Earlier this month, workers began fishing hundreds of dead pigs out of the Huangpu river. This raised safety concerns about the river that supplies over 30% of Shanghai’s water. Authorities conducted tests and concluded there’s no problem with the water. But the fishing of dead pigs continues. Days. Weeks. A thousand pigs. Two thousand. Three. Six. Fifteen-thousand carcasses have so far been retrieved. And like the air-quality reports of Beijing, authorities are sticking by their initial prognosis with regards to Shanghai’s water. No problem! Gan bei! (“Bottoms up”)
In retrospect, this should have been a slam dunk.
If you’re a restaurant owner, and you offer your patrons a glass of urine to drink and tell them it meets your establishment’s standards of safety, it says more about you and your restaurant than it does about your slightly-acidic saffron mineral water.
The next time 15,000 pig carcasses are found in a major waterway leading to one of the largest and supposedly most modern cities in the country, think of it as an opportunity, not a personal attack. [Remember: “During times of crisis, functional families seek outside support; dysfunctional families increase rigidity.”] Next time say, “No, this does not meet China’s normal standards for drinking water,” thus demonstrating to the citizens of the PRC and the world at large that government agencies truly do have some standards.

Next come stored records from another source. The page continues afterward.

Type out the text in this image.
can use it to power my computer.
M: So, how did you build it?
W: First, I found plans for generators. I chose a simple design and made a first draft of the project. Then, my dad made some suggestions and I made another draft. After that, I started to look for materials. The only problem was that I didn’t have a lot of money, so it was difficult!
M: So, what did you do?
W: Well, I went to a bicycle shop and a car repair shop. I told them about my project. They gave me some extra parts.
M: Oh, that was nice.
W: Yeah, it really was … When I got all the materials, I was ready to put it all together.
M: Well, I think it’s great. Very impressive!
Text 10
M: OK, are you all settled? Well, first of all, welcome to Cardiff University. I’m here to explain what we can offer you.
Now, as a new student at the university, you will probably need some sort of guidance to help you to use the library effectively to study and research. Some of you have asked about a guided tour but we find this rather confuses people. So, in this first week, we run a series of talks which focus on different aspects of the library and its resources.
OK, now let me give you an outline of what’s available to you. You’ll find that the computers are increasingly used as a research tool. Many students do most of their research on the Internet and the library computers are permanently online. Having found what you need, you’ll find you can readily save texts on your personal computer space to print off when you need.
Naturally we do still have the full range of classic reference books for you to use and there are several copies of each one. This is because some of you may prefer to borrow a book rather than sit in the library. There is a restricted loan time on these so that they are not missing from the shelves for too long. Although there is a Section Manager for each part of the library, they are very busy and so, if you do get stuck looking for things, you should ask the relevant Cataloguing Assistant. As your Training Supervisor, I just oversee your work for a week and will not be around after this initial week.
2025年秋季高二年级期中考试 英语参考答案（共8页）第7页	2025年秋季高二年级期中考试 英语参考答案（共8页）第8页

And yes, the people of Shanghai will shout on Weibo. But the remaining 1.3 billion Chinese residents can sleep soundly, believing there exists some lower limit to what the government expects them to ingest.
Of course there isn’t. You know that. I know that. And the citizens know it better than anyone. But in China appearances are everything. So a few days later send some men in white lab coats and stethoscopes with expensive-looking scientific equipment, like CRT monitors, and throw said equipment into the river. This clip will be played ad infinitum on every CCTV channel for three days. Then have the most official-looking official (glasses, tie, dyed-black hair) announce that, thanks to the latest homebred technological know-how, the Huangpu is so clean, you could swim in it.
And in the meantime some entrepreneurial Shanghainese will have marked up the Huangpu water 1500% and sold it as bacon soup. It’s a win-win.
But, to answer the question, according to my rabbi, no, not kosher.